I’ve learned something about myself while reading this book, something that really wasn’t all that big of a surprise to me. I can’t get in to Westerns. it’s just not for me. Cowboys, Native Americans, ranches, cowboy slang…blerg. That said, I actually enjoyed the first 3/4 or so of Merciless by Diana Palmer. What’s funny to me is that the cover isn’t necessarily relevant to the ultimate plot of the book. Sure, our hero has roots as a cowboy, but his life as an FBI agent takes front row, here.
Merciless is the story of Joceline Perry, paralegal and assistant to Jon Blackhawk. Joceline has harbored a crush for her boss for years, though Jon has managed to master distancing himself from all of those around him. He’s a conservative man. However, he’s not entirely blind, and to say he hasn’t noticed his sarcastic, brilliant assistant would be something of a lie. The rapport between this two is downright comical. Joceline is a take-no-nonsense kind of woman in the workplace. She’s adamant, however, about keeping her private life private, and talks very rarely of her young son.

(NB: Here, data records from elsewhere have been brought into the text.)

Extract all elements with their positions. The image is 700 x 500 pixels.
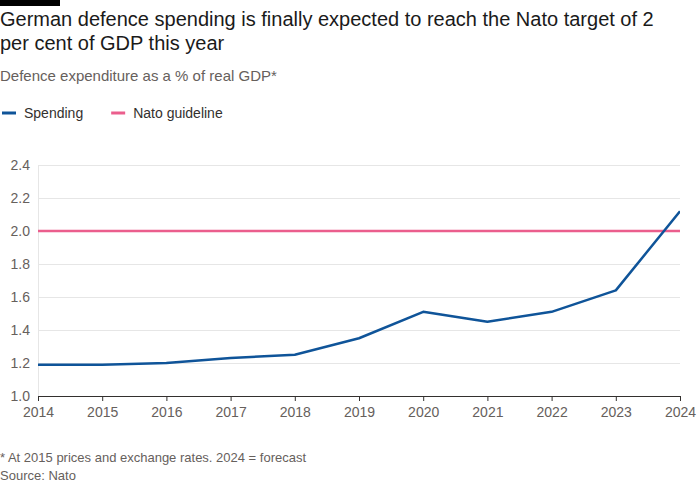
x-tick: 2023	[601, 396, 632, 420]
tick-mark	[616, 396, 617, 401]
x-tick: 2020	[408, 396, 439, 420]
x-tick-label: 2024	[665, 404, 696, 420]
legend-label: Spending	[24, 105, 83, 121]
grid-line	[38, 297, 680, 298]
x-tick-label: 2023	[601, 404, 632, 420]
tick-mark	[166, 396, 167, 401]
legend-swatch	[2, 112, 16, 115]
legend-item: Spending	[2, 105, 83, 121]
footnote: * At 2015 prices and exchange rates. 202…	[0, 450, 306, 465]
x-tick-label: 2020	[408, 404, 439, 420]
legend-swatch	[111, 112, 125, 115]
x-tick: 2014	[23, 396, 54, 420]
y-tick-label: 1.6	[11, 289, 31, 305]
tick-mark	[359, 396, 360, 401]
y-tick: 1.4	[11, 322, 680, 338]
subtitle: Defence expenditure as a % of real GDP*	[0, 67, 277, 84]
decor-bar	[0, 0, 60, 6]
y-tick-label: 2.0	[11, 223, 31, 239]
legend-label: Nato guideline	[133, 105, 223, 121]
grid-line	[38, 330, 680, 331]
x-tick-label: 2014	[23, 404, 54, 420]
y-axis: 1.0 1.2 1.4 1.6 1.8 2.0 2.2 2.4	[11, 157, 680, 404]
grid-line	[38, 198, 680, 199]
source: Source: Nato	[0, 468, 76, 483]
x-tick: 2021	[472, 396, 503, 420]
y-tick: 1.8	[11, 256, 680, 272]
x-tick-label: 2019	[344, 404, 375, 420]
tick-mark	[295, 396, 296, 401]
y-tick: 2.0	[11, 223, 680, 239]
tick-mark	[423, 396, 424, 401]
grid-line	[38, 231, 680, 232]
grid-line	[38, 264, 680, 265]
y-tick: 2.4	[11, 157, 680, 173]
x-axis: 2014 2015 2016 2017 2018 2019 2020 2021 2022 2023…	[23, 396, 696, 420]
x-tick: 2016	[151, 396, 182, 420]
y-tick-label: 1.0	[11, 388, 31, 404]
x-tick-label: 2016	[151, 404, 182, 420]
series-line	[38, 230, 680, 233]
x-tick: 2019	[344, 396, 375, 420]
x-tick: 2022	[537, 396, 568, 420]
y-tick-label: 2.2	[11, 190, 31, 206]
x-tick-label: 2021	[472, 404, 503, 420]
x-tick-label: 2015	[87, 404, 118, 420]
tick-mark	[38, 396, 39, 401]
plot-area	[38, 211, 680, 364]
title: German defence spending is finally expec…	[0, 8, 654, 54]
y-tick-label: 1.4	[11, 322, 31, 338]
x-tick-label: 2018	[280, 404, 311, 420]
y-tick: 1.0	[11, 388, 680, 404]
y-tick: 2.2	[11, 190, 680, 206]
x-tick: 2015	[87, 396, 118, 420]
tick-mark	[552, 396, 553, 401]
chart: German defence spending is finally expec…	[0, 0, 700, 500]
x-tick-label: 2022	[537, 404, 568, 420]
y-tick: 1.2	[11, 355, 680, 371]
y-tick-label: 1.2	[11, 355, 31, 371]
tick-mark	[102, 396, 103, 401]
grid-line	[38, 165, 680, 166]
legend: Spending Nato guideline	[2, 105, 223, 121]
tick-mark	[487, 396, 488, 401]
tick-mark	[231, 396, 232, 401]
x-tick: 2018	[280, 396, 311, 420]
y-tick-label: 1.8	[11, 256, 31, 272]
x-tick: 2024	[665, 396, 696, 420]
legend-item: Nato guideline	[111, 105, 223, 121]
x-tick-label: 2017	[216, 404, 247, 420]
y-tick-label: 2.4	[11, 157, 31, 173]
tick-mark	[680, 396, 681, 401]
x-tick: 2017	[216, 396, 247, 420]
series-line	[38, 211, 680, 364]
axis-line	[39, 166, 681, 397]
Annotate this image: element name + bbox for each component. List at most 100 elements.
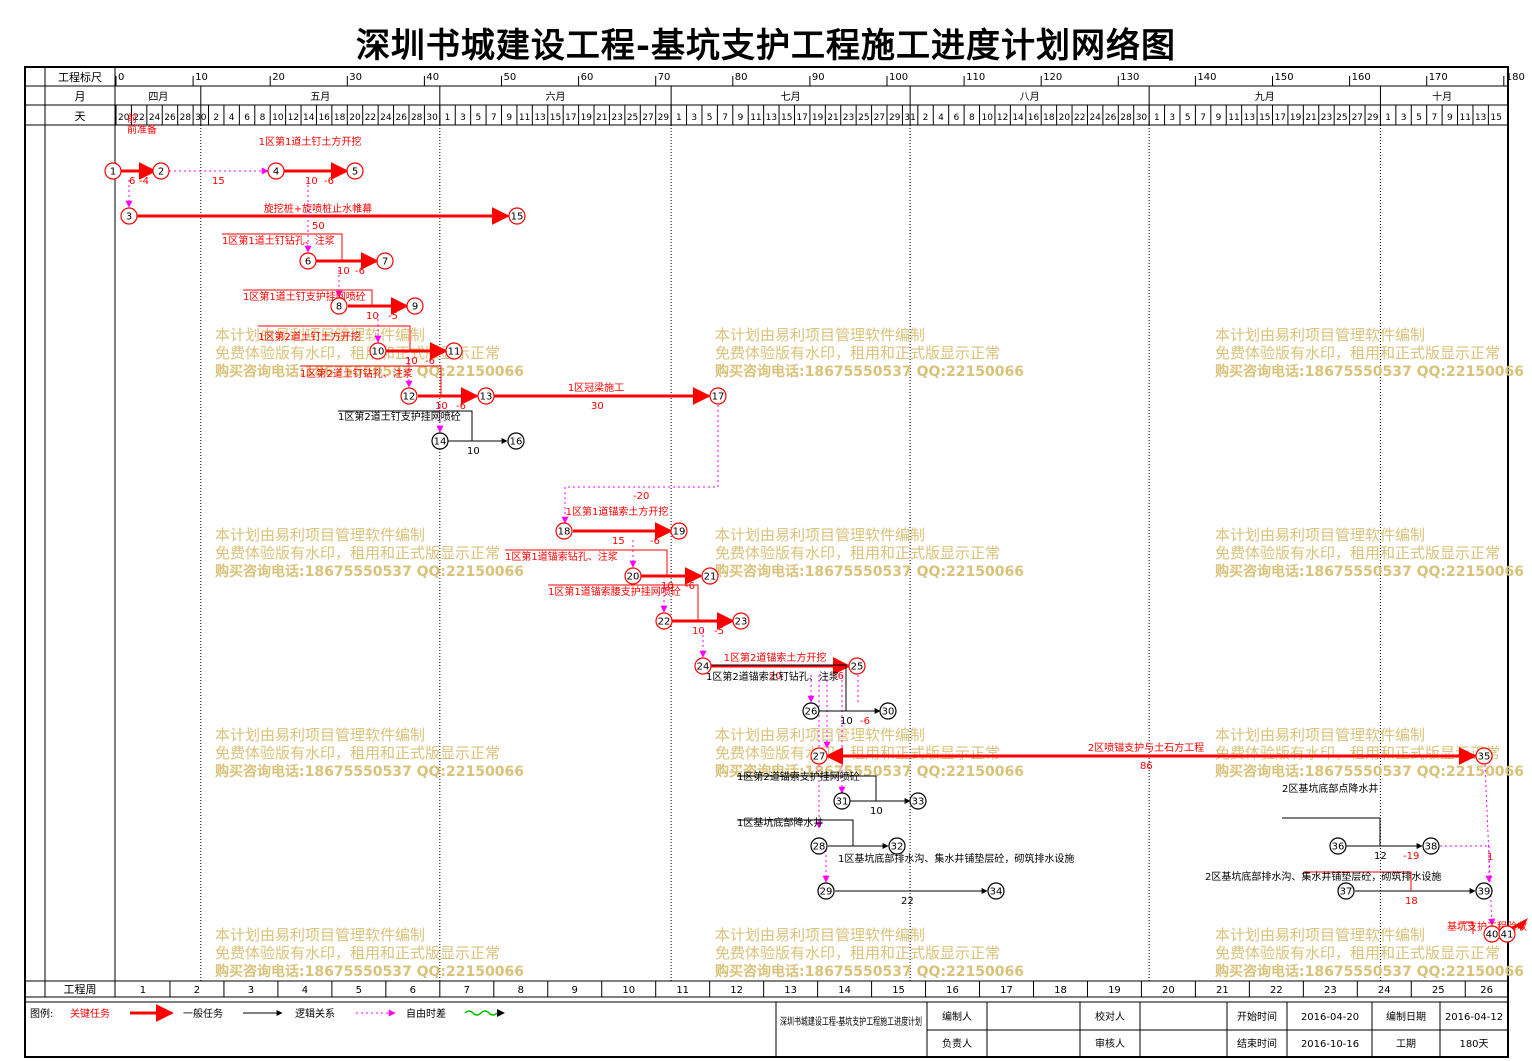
task-leader <box>338 410 473 441</box>
ruler-tick-label: 20 <box>272 72 285 83</box>
day-label: 8 <box>260 113 266 123</box>
network-edges: 前前准备 6 -4 15 1区第1道土钉土方开挖 10 -6 旋挖桩+旋喷桩止水… <box>121 112 1527 936</box>
watermark-line: 本计划由易利项目管理软件编制 <box>1215 326 1425 344</box>
week-label: 8 <box>518 985 524 996</box>
day-label: 15 <box>1490 113 1501 123</box>
float-link <box>1484 764 1496 926</box>
day-label: 2 <box>923 113 929 123</box>
task-label: 1区第2道土钉土方开挖 <box>258 330 361 343</box>
task-duration: 10 <box>435 401 448 412</box>
day-label: 28 <box>411 113 423 123</box>
week-label: 23 <box>1324 985 1337 996</box>
week-label: 25 <box>1432 985 1445 996</box>
owner-label: 负责人 <box>942 1037 972 1050</box>
legend-critical-label: 关键任务 <box>70 1007 110 1020</box>
network-node-number: 32 <box>891 842 904 853</box>
ruler-tick-label: 80 <box>735 72 748 83</box>
network-node-number: 20 <box>627 572 640 583</box>
network-node <box>152 162 170 180</box>
project-name: 深圳书城建设工程-基坑支护工程施工进度计划 <box>780 1015 922 1028</box>
day-label: 21 <box>1305 113 1316 123</box>
network-node <box>833 792 851 810</box>
day-label: 10 <box>982 113 994 123</box>
month-label: 六月 <box>545 91 565 103</box>
day-label: 27 <box>1352 113 1363 123</box>
day-label: 26 <box>1105 113 1117 123</box>
task-leader <box>505 549 668 576</box>
watermark-line: 本计划由易利项目管理软件编制 <box>215 926 425 944</box>
task-duration: 30 <box>591 401 604 412</box>
watermark-line: 购买咨询电话:18675550537 QQ:22150066 <box>215 763 524 780</box>
end-label: 结束时间 <box>1237 1037 1277 1050</box>
network-node-number: 4 <box>273 167 279 178</box>
week-label: 10 <box>622 985 635 996</box>
network-node <box>120 207 138 225</box>
task-duration: 20 <box>769 671 782 682</box>
task-duration: 10 <box>661 581 674 592</box>
month-label: 月 <box>75 90 86 103</box>
day-label: 5 <box>707 113 713 123</box>
network-node <box>810 747 828 765</box>
week-label: 20 <box>1162 985 1175 996</box>
task-leader <box>300 365 442 396</box>
network-node <box>1329 837 1347 855</box>
legend-label: 图例: <box>30 1007 53 1020</box>
network-node <box>1337 882 1355 900</box>
watermark-line: 购买咨询电话:18675550537 QQ:22150066 <box>1215 963 1524 980</box>
day-label: 26 <box>396 113 408 123</box>
network-node-number: 14 <box>434 437 447 448</box>
network-node-number: 37 <box>1340 887 1353 898</box>
watermark-line: 购买咨询电话:18675550537 QQ:22150066 <box>215 363 524 380</box>
day-label: 28 <box>180 113 192 123</box>
network-node <box>346 162 364 180</box>
task-duration: 22 <box>901 896 914 907</box>
end-value: 2016-10-16 <box>1301 1039 1359 1050</box>
week-label: 5 <box>356 985 362 996</box>
network-node-number: 27 <box>813 752 826 763</box>
network-node-number: 33 <box>912 797 925 808</box>
day-label: 20 <box>1059 113 1071 123</box>
day-label: 11 <box>1460 113 1471 123</box>
day-label: 7 <box>1200 113 1206 123</box>
week-label: 9 <box>572 985 578 996</box>
network-node <box>104 162 122 180</box>
day-label: 15 <box>781 113 792 123</box>
day-label: 8 <box>969 113 975 123</box>
week-label: 1 <box>140 985 146 996</box>
watermark-line: 免费体验版有水印，租用和正式版显示正常 <box>215 744 500 762</box>
task-float: -6 <box>355 266 365 277</box>
ruler-tick-label: 30 <box>349 72 362 83</box>
network-node <box>299 252 317 270</box>
network-node-number: 13 <box>480 392 493 403</box>
week-label: 17 <box>1000 985 1013 996</box>
ruler-tick-label: 90 <box>812 72 825 83</box>
ruler-tick-label: 170 <box>1429 72 1448 83</box>
network-node-number: 38 <box>1425 842 1438 853</box>
start-value: 2016-04-20 <box>1301 1012 1359 1023</box>
week-label: 3 <box>248 985 254 996</box>
task-duration: 86 <box>1140 761 1153 772</box>
day-label: 20 <box>118 113 130 123</box>
legend: 图例: 关键任务 一般任务 逻辑关系 自由时差 <box>30 1004 505 1022</box>
week-label: 4 <box>302 985 308 996</box>
day-label: 19 <box>1290 113 1302 123</box>
network-node <box>817 882 835 900</box>
day-label: 18 <box>1043 113 1055 123</box>
day-label: 13 <box>1475 113 1486 123</box>
watermark-line: 购买咨询电话:18675550537 QQ:22150066 <box>1215 363 1524 380</box>
week-label: 6 <box>410 985 416 996</box>
day-label: 26 <box>164 113 176 123</box>
watermark-line: 本计划由易利项目管理软件编制 <box>715 526 925 544</box>
ruler-tick-label: 140 <box>1197 72 1216 83</box>
task-label: 1区基坑底部排水沟、集水井铺垫层砼，砌筑排水设施 <box>838 852 1074 865</box>
network-node-number: 21 <box>704 572 717 583</box>
day-label: 23 <box>843 113 854 123</box>
week-label: 26 <box>1480 985 1493 996</box>
watermark-line: 购买咨询电话:18675550537 QQ:22150066 <box>215 963 524 980</box>
network-node-number: 2 <box>158 167 164 178</box>
day-label: 11 <box>750 113 761 123</box>
day-label: 3 <box>1401 113 1407 123</box>
ruler-label: 工程标尺 <box>58 70 102 84</box>
watermark-group: 本计划由易利项目管理软件编制免费体验版有水印，租用和正式版显示正常购买咨询电话:… <box>215 326 1524 980</box>
day-label: 15 <box>1259 113 1270 123</box>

When a former suspect is released on acquittal and begins to make threats against Jon and his team, the two of them are forced to work closely together in somewhat intimate circumstances. Secrets begin to surface, and before long, Jon and Joceline are forced to deal with skeletons they had formerly pushed far back into cluttered closets.
The first half of this book read very much like a thriller. I thought the legal and law enforcement aspects of this book were really fun and grabbed me from page one. Joceline is hysterical. Jon’s dealing with her is just as comical. But when things turn heated, we the reader begin to realize there is more going on here than what meets the eye. The only one that can’t seem to figure that out is Jon, and it really bothered the hell out of me. Joceline harbors a pretty huge secret, one that becomes fairly evident toward the halfway point of our plot, and at times I wanted to smack both Joceline and Jon for their complete and total ignorance.
My interest fizzled about 3/4 of the way through. Conversations dragged, action lacked, and I began to see the predictable ending barreling toward me. Don’t get me wrong – I like happy endings. But sometimes…damn. I don’t know. It’s just too cliche, I guess. I also had a hard time dealing with pop culture references. Perhaps there’s more going on here that stems from previous books, but as someone coming into the series as a newbie, the references to gaming and gaming lingo were somewhat off putting. I can imagine a mention here and there, but it was a bit much.